Wednesday, July 23, 2008
Everything's Beachy
I think I'll give you another day on the writer-as-character quiz from yesterday, though well done to all the correct responses so far, I'm impressed!
Instead, I'm going to write about The Great Western Beach by Emma Smith, which Steph at Bloomsbury sent me a while ago. Its subtitle is A Memoir of a Cornish Childhood Between the Wars, which is exactly what it is. Before I go any further, I must praise David Mann and Victoria Sawdon - for Jacket Design and Illustration respectively. What a stunning book. In the publishing world, people seem to endlessly copy one another with their covers - hundreds of Joanne Harris/Jon McGregor/Kate Morton lookalikes. Bloomsbury have really done something different, and it is beautiful - Mann and Sawdon must be at the top of their game, or they should be.
Right. Onto the content of the book. Emma Smith was known to me as the writer of a Persephone book, The Far Cry, which I've yet to read. She's also a Shakespeare lecturer at Oxford, but that's a different Emma Smith. I wasn't aware that this Emma Smith was still alive, which sounds rude, but not everyone reaches their 85th birthday. She's (sensibly) waited until late in life (one assumes) to write this memoir of her childhood - and rather brilliant it is, too.
The Hallsmiths, as was their name, aren't an astoundingly unusual family, but have striking points - misanthropic father who resents being in a lowly position at his bank and craves fame; mother who has lost three previous fiancees; twin boy and girl - the boy fairly sickly, the girl stubborn and adventurous; Elspeth, the author. Elspeth's early childhood is spent on and around the Great Western Beach, and the beach, alongside the family's various homes, forms the locations for this autobiography.
I think the most useful way I can write about this book is to describe the style. First person, but neither from the author's current perspective, nor from the child's. It is all written as though she were looking back at the events from a distance of only a couple years - some hindsight and analysis is permitted, but alongside childhood ignorance of certain things, and a child's language. Actually, the vocabulary is an adult's, but many paragraphs end with sentiments such as 'It's not fair! Not fair!' How does Emma Smith make this mixture of voices and tones and persons work? I don't know, but it does. The Great Western Beach isn't irritating or affected; somehow the view of a child is presented convincingly, without losing the slants of wisdom which are the memoir-writer's prerogative.

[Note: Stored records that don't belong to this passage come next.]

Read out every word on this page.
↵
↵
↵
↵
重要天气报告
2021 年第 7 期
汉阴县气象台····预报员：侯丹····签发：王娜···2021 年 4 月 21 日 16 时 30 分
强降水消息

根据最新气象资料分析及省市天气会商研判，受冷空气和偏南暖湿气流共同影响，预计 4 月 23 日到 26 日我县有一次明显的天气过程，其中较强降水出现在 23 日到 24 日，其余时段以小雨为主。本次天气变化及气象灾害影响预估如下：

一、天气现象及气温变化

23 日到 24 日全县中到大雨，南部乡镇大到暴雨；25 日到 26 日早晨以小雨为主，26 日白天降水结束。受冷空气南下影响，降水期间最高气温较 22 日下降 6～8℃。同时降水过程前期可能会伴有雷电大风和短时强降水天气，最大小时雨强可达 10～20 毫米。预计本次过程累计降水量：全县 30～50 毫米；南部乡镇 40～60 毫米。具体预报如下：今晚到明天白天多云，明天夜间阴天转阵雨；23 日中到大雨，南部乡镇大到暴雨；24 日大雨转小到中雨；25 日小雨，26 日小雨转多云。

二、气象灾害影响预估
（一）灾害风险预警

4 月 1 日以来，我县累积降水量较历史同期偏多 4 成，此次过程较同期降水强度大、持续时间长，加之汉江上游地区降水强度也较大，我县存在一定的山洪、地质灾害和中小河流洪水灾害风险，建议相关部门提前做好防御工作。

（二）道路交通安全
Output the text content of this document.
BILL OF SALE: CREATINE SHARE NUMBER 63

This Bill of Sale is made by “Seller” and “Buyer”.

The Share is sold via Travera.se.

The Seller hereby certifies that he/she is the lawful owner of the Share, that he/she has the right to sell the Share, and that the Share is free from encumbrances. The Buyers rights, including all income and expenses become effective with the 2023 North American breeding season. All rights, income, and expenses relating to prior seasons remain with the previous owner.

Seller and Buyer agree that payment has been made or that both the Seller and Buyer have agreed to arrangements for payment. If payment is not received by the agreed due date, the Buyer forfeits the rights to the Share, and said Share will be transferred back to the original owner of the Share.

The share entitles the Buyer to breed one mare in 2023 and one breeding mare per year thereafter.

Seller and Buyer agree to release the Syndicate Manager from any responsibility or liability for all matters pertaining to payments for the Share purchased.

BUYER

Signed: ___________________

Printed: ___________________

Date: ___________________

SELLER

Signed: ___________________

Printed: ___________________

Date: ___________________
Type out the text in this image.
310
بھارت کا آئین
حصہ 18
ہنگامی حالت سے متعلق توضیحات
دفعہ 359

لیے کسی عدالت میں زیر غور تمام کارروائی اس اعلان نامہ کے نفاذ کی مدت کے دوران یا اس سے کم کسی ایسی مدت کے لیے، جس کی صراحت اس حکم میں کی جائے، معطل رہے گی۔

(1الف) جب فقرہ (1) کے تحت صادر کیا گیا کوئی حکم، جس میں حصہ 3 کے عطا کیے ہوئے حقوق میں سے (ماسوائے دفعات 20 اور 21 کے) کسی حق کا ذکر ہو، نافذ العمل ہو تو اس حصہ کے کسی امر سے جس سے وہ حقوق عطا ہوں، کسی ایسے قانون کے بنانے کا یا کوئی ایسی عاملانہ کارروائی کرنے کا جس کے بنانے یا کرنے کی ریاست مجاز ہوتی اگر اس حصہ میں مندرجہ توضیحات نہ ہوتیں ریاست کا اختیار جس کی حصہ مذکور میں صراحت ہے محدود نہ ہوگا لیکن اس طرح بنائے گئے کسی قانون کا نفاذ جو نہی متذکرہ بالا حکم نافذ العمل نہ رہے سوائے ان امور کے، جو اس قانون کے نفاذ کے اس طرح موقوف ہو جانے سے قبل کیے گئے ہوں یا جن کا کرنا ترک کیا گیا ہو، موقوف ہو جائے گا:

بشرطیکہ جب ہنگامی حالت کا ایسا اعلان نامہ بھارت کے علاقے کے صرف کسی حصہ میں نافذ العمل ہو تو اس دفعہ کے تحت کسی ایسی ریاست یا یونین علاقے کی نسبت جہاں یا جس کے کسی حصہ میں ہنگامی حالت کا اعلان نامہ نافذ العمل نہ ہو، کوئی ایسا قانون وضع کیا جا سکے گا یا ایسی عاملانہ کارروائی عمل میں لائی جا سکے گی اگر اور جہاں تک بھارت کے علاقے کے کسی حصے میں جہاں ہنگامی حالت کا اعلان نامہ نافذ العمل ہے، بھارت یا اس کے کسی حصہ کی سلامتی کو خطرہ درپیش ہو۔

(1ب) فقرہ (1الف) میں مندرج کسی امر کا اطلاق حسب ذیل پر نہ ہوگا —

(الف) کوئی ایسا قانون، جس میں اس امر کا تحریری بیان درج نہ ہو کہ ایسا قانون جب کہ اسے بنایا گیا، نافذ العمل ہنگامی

Despite the comforting title, this is no cosy childhood. Her father is unloving and mean. She watches her brother struggle through a miserable childhood. Twice she is almost victim to sexual abuse from strangers. But The Great Western Beach is as far from miserylit as it is possible to get - where others, with less material, would have written a Tragic Childhood Memoir (WH Smith actually has a stand called this...), Emma Smith writes an honest but calm book - the good alongside the bad. Her powers of recall are frankly astonishingly - presumably the conversations are not verbatim, but I wouldn't be able to write a chapter on my childhood, let alone a book, at a quarter of Smith's age.

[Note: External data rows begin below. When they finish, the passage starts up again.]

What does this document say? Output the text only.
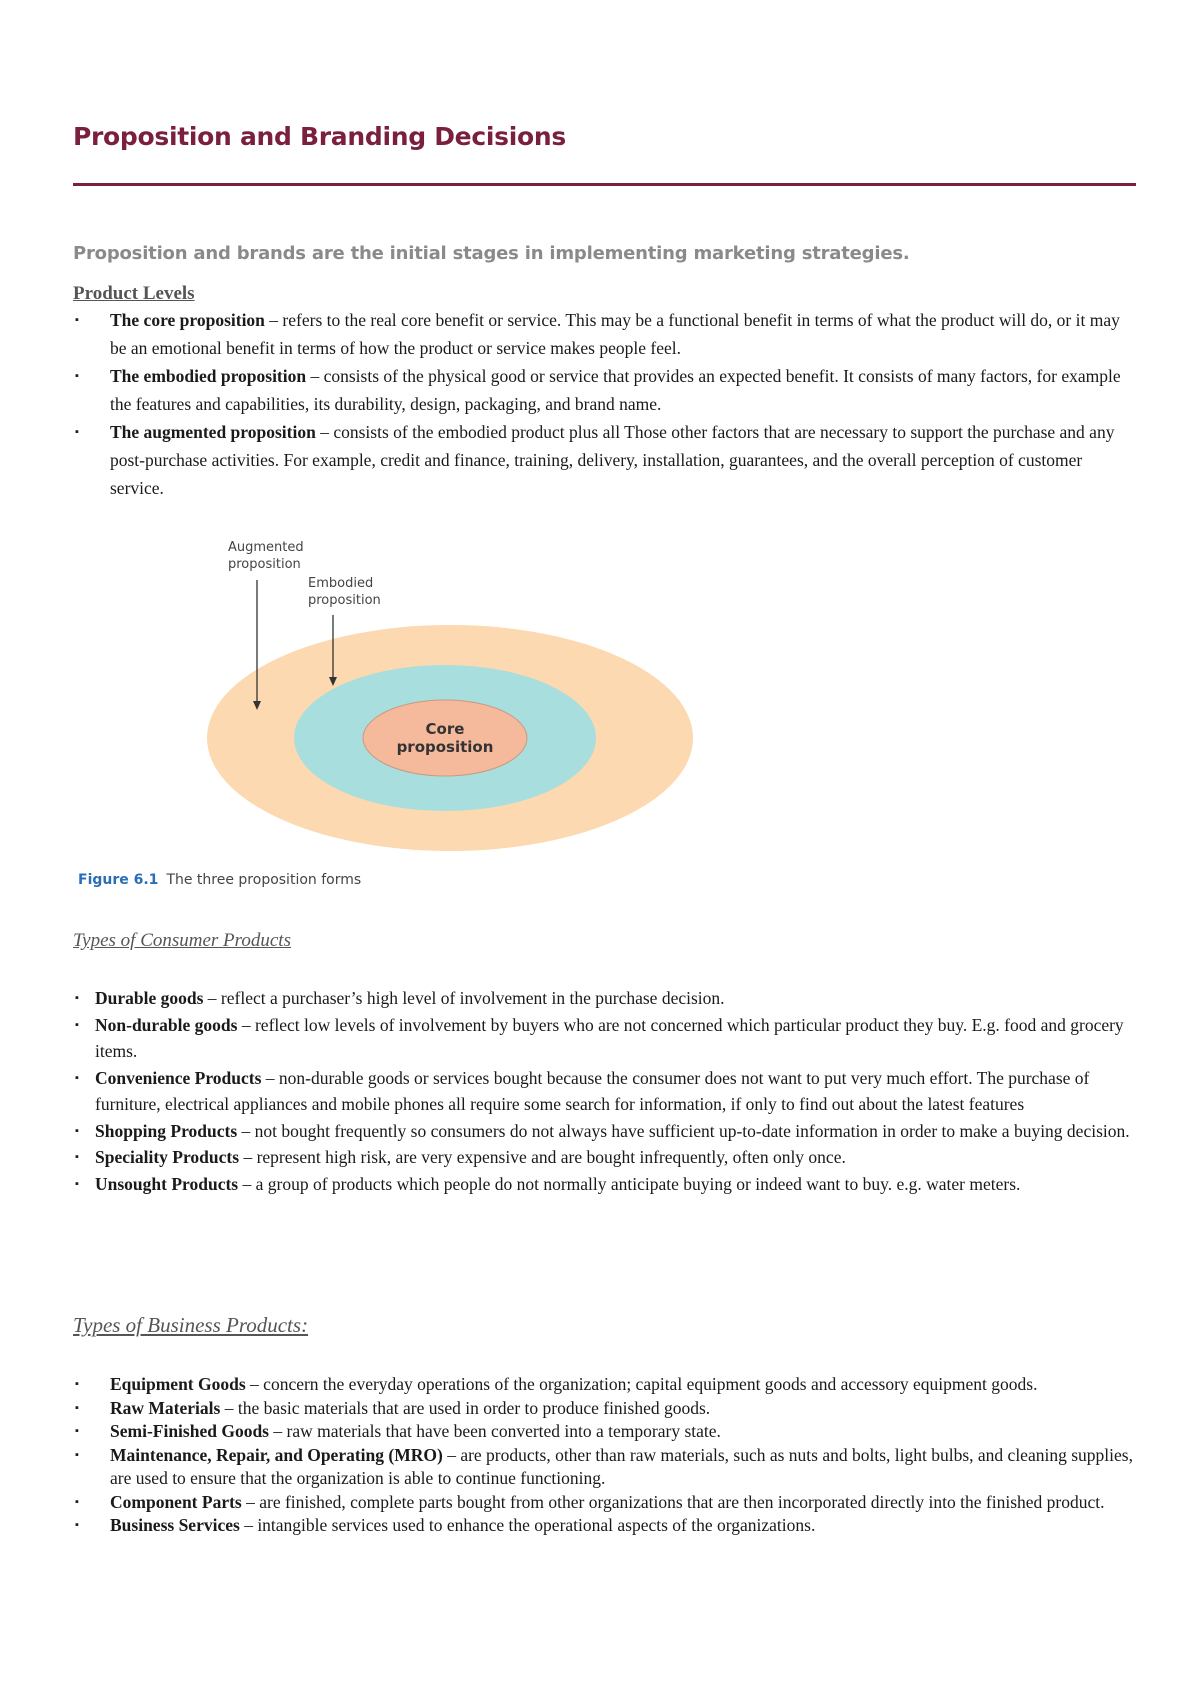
Proposition and Branding Decisions
Proposition and brands are the initial stages in implementing marketing strategies.
Product Levels
▪ The core proposition – refers to the real core benefit or service. This may be a functional benefit in terms of what the product will do, or it may be an emotional benefit in terms of how the product or service makes people feel.
▪ The embodied proposition – consists of the physical good or service that provides an expected benefit. It consists of many factors, for example the features and capabilities, its durability, design, packaging, and brand name.
▪ The augmented proposition – consists of the embodied product plus all Those other factors that are necessary to support the purchase and any post-purchase activities. For example, credit and finance, training, delivery, installation, guarantees, and the overall perception of customer service.
Augmented
proposition
Embodied
proposition
Core
proposition
Figure 6.1 The three proposition forms
Types of Consumer Products
▪ Durable goods – reflect a purchaser’s high level of involvement in the purchase decision.
▪ Non-durable goods – reflect low levels of involvement by buyers who are not concerned which particular product they buy. E.g. food and grocery items.
▪ Convenience Products – non-durable goods or services bought because the consumer does not want to put very much effort. The purchase of furniture, electrical appliances and mobile phones all require some search for information, if only to find out about the latest features
▪ Shopping Products – not bought frequently so consumers do not always have sufficient up-to-date information in order to make a buying decision.
▪ Speciality Products – represent high risk, are very expensive and are bought infrequently, often only once.
▪ Unsought Products – a group of products which people do not normally anticipate buying or indeed want to buy. e.g. water meters.
Types of Business Products:
▪ Equipment Goods – concern the everyday operations of the organization; capital equipment goods and accessory equipment goods.
▪ Raw Materials – the basic materials that are used in order to produce finished goods.
▪ Semi-Finished Goods – raw materials that have been converted into a temporary state.
▪ Maintenance, Repair, and Operating (MRO) – are products, other than raw materials, such as nuts and bolts, light bulbs, and cleaning supplies, are used to ensure that the organization is able to continue functioning.
▪ Component Parts – are finished, complete parts bought from other organizations that are then incorporated directly into the finished product.
▪ Business Services – intangible services used to enhance the operational aspects of the organizations.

Perhaps the most moving section is Smith's Afterword, which unsettles all the assumptions I'd made:
O my parents, my poor tragic parents - my good and beautiful, brave, dramatic, unperceptive mother; my disappointed, embittered, angry, lonely, talented father: locked, both of them, inside a prison they had not deserved, for reasons they didn't understand, by conventions they took as immutable laws. I see them now as they were in my childhood: blindly struggling, trapped by social circumstances beyond their control, governed by inherited prejudices not worthy of them. How I wish I could have saved you, set you free, given you the happiness you once expected, all the success you had hoped and longed for, and never managed to make your own. Forgive me, my father, my mother. I have written this memoir, however much it may seem to be otherwise, out of great pity, and with great love.